I costi più rilevanti sono rappresentati dai 5 miliardi necessari per la costituzione della ‘bad bank’ destinata ad accogliere i crediti deteriorati dei due istituti veneti. Inoltre Ca’ de Sass, accettando di rilevare il personale dei due istituti, avrebbe chiesto al governo di farsi carico delle spese degli esuberi (tra i 3 e i 4 mila) che l’operazione dovrebbe comportare, con un costo tra 1,2 e 2,5 miliardi. L’esborso pubblico però potrebbe essere destinato a crescere, anche oltre i 10 miliardi, a seconda di quante delle condizioni poste da Intesa il governo decidesse di accogliere.

Il ministro Padoan ha spiegato i termini del salvataggio, che prevede la protezione dei correntisti retail e obbligazionisti senior, che saranno rimborsati al 100% con risorse messe a disposizione dal pubblico e da Intesa. “Lo Stato mette a disposizione subito risorse a Banca Intesa per un totale 4,785 mld in termini di anticipo di cassa, relativi a operazioni necessarie per mantenere la capitalizzazione e il rafforzamento patrimoniale di Banca Intesa a fronte dell’acquisizione di queste banche venete. Sono cifre che non impattano sull’indebitamento pubblico, in quanto tratte dal provvedimento di dicembre sulla ricapitalizzazione precauzionale”. Il decreto mette subito a disposizione anche «un rimborso di circa 400 milioni a copertura di garanzie». Le risorse mobilizzate dallo Stato a favore dell’operazione di salvataggio delle banche venete hanno un valore “fino a un massimo di 17 miliardi”.

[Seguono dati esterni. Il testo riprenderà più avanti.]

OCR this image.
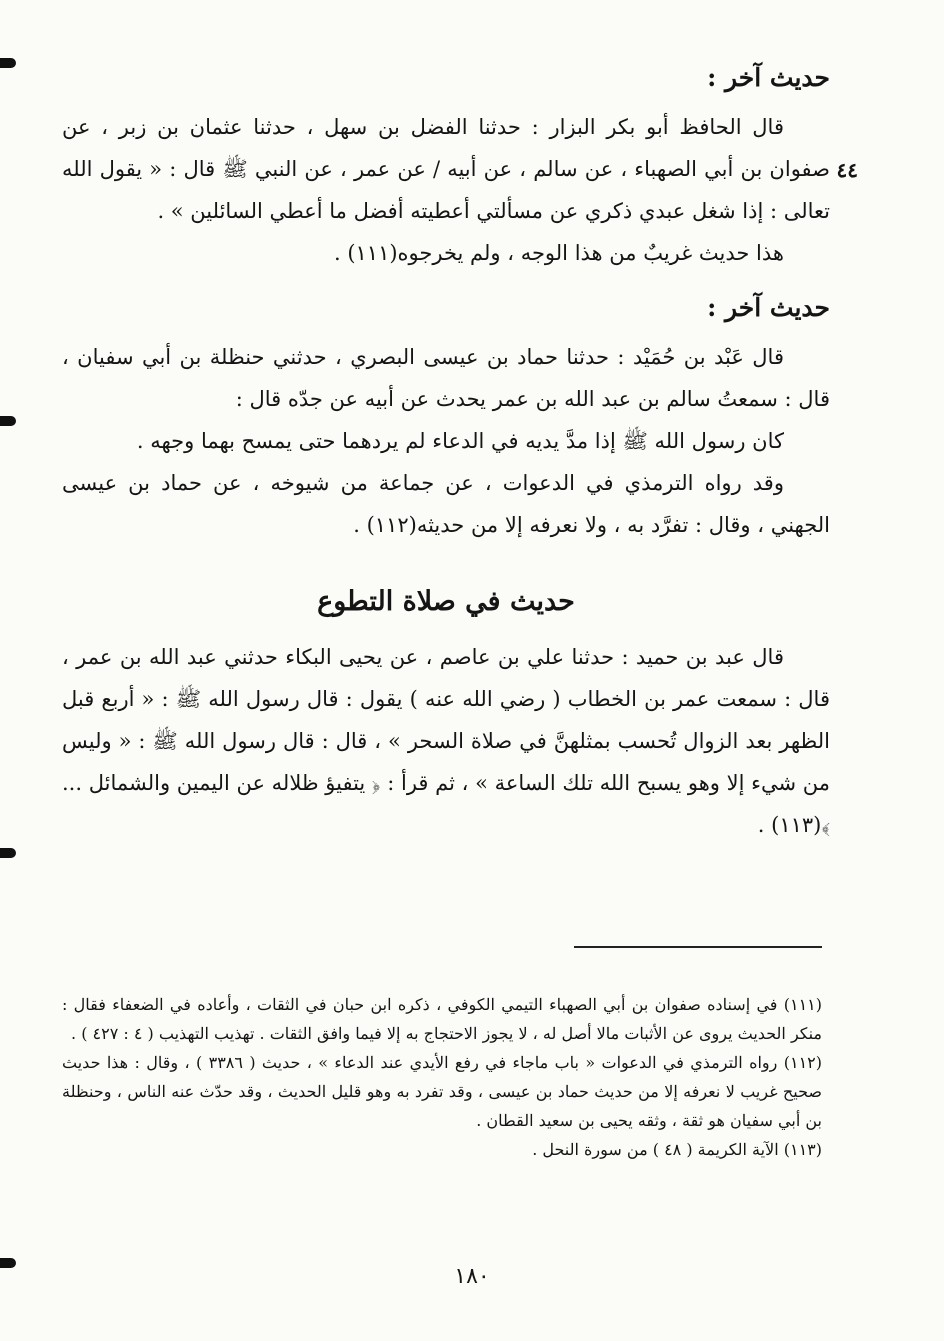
٤٤
حديث آخر :

قال الحافظ أبو بكر البزار : حدثنا الفضل بن سهل ، حدثنا عثمان بن زبر ، عن صفوان بن أبي الصهباء ، عن سالم ، عن أبيه / عن عمر ، عن النبي ﷺ قال : « يقول الله تعالى : إذا شغل عبدي ذكري عن مسألتي أعطيته أفضل ما أعطي السائلين » .

هذا حديث غريبٌ من هذا الوجه ، ولم يخرجوه(١١١) .

حديث آخر :

قال عَبْد بن حُمَيْد : حدثنا حماد بن عيسى البصري ، حدثني حنظلة بن أبي سفيان ، قال : سمعتُ سالم بن عبد الله بن عمر يحدث عن أبيه عن جدّه قال :

كان رسول الله ﷺ إذا مدَّ يديه في الدعاء لم يردهما حتى يمسح بهما وجهه .

وقد رواه الترمذي في الدعوات ، عن جماعة من شيوخه ، عن حماد بن عيسى الجهني ، وقال : تفرَّد به ، ولا نعرفه إلا من حديثه(١١٢) .

حديث في صلاة التطوع

قال عبد بن حميد : حدثنا علي بن عاصم ، عن يحيى البكاء حدثني عبد الله بن عمر ، قال : سمعت عمر بن الخطاب ( رضي الله عنه ) يقول : قال رسول الله ﷺ : « أربع قبل الظهر بعد الزوال تُحسب بمثلهنَّ في صلاة السحر » ، قال : قال رسول الله ﷺ : « وليس من شيء إلا وهو يسبح الله تلك الساعة » ، ثم قرأ : ﴿ يتفيؤ ظلاله عن اليمين والشمائل ... ﴾(١١٣) .

(١١١) في إسناده صفوان بن أبي الصهباء التيمي الكوفي ، ذكره ابن حبان في الثقات ، وأعاده في الضعفاء فقال : منكر الحديث يروى عن الأثبات مالا أصل له ، لا يجوز الاحتجاج به إلا فيما وافق الثقات . تهذيب التهذيب ( ٤ : ٤٢٧ ) .

(١١٢) رواه الترمذي في الدعوات « باب ماجاء في رفع الأيدي عند الدعاء » ، حديث ( ٣٣٨٦ ) ، وقال : هذا حديث صحيح غريب لا نعرفه إلا من حديث حماد بن عيسى ، وقد تفرد به وهو قليل الحديث ، وقد حدّث عنه الناس ، وحنظلة بن أبي سفيان هو ثقة ، وثقه يحيى بن سعيد القطان .

(١١٣) الآية الكريمة ( ٤٨ ) من سورة النحل .

١٨٠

Padoan ha spiegato infatti che oltre ai 5 miliardi circa erogati immediatamente a favore di Intesa Sanpaolo, lo Stato è disponibile a impiegarne più o meno altri 12 miliardi, di cui 6,3 miliardi di possibili risorse aggiuntive per crediti in bonis che potrebbero risultare deteriorati a seguito della due diligence che sarà svolta sulle banche venete. Il titolare di via XX Settembre ha spiegato che un’altra voce riguarda “crediti fino a 4 miliardi che sono ad alto rischio, ma in bonis. Essendo ad alto rischio è possibile che ci siano delle evoluzioni che peggiorino la qualità di questi crediti, sempre in linea teorica”.

Il Tesoro, ha sottolineato tuttavia Padoan, “si aspetta di coprire in toto l’esborso di 5 miliardi” a favore di Intesa Sanpaolo con una valorizzazione “nel medio termine” degli Npl che confluiranno nella ‘bad bank’.

Per rendere accettabile la linea offerta da Intesa, si dice che l’alternativa a questa forma molto onerosa di liquidazione sarebbe stato il fallimento delle due banche, dalle conseguenze sistemiche imprevedibili. Ma ancora una volta si rispetta la regola, ricordata ieri da Angelo De Mattia, nella quale un soggetto privato si accolla i benefici e uno pubblico gli oneri di gestioni dissennate.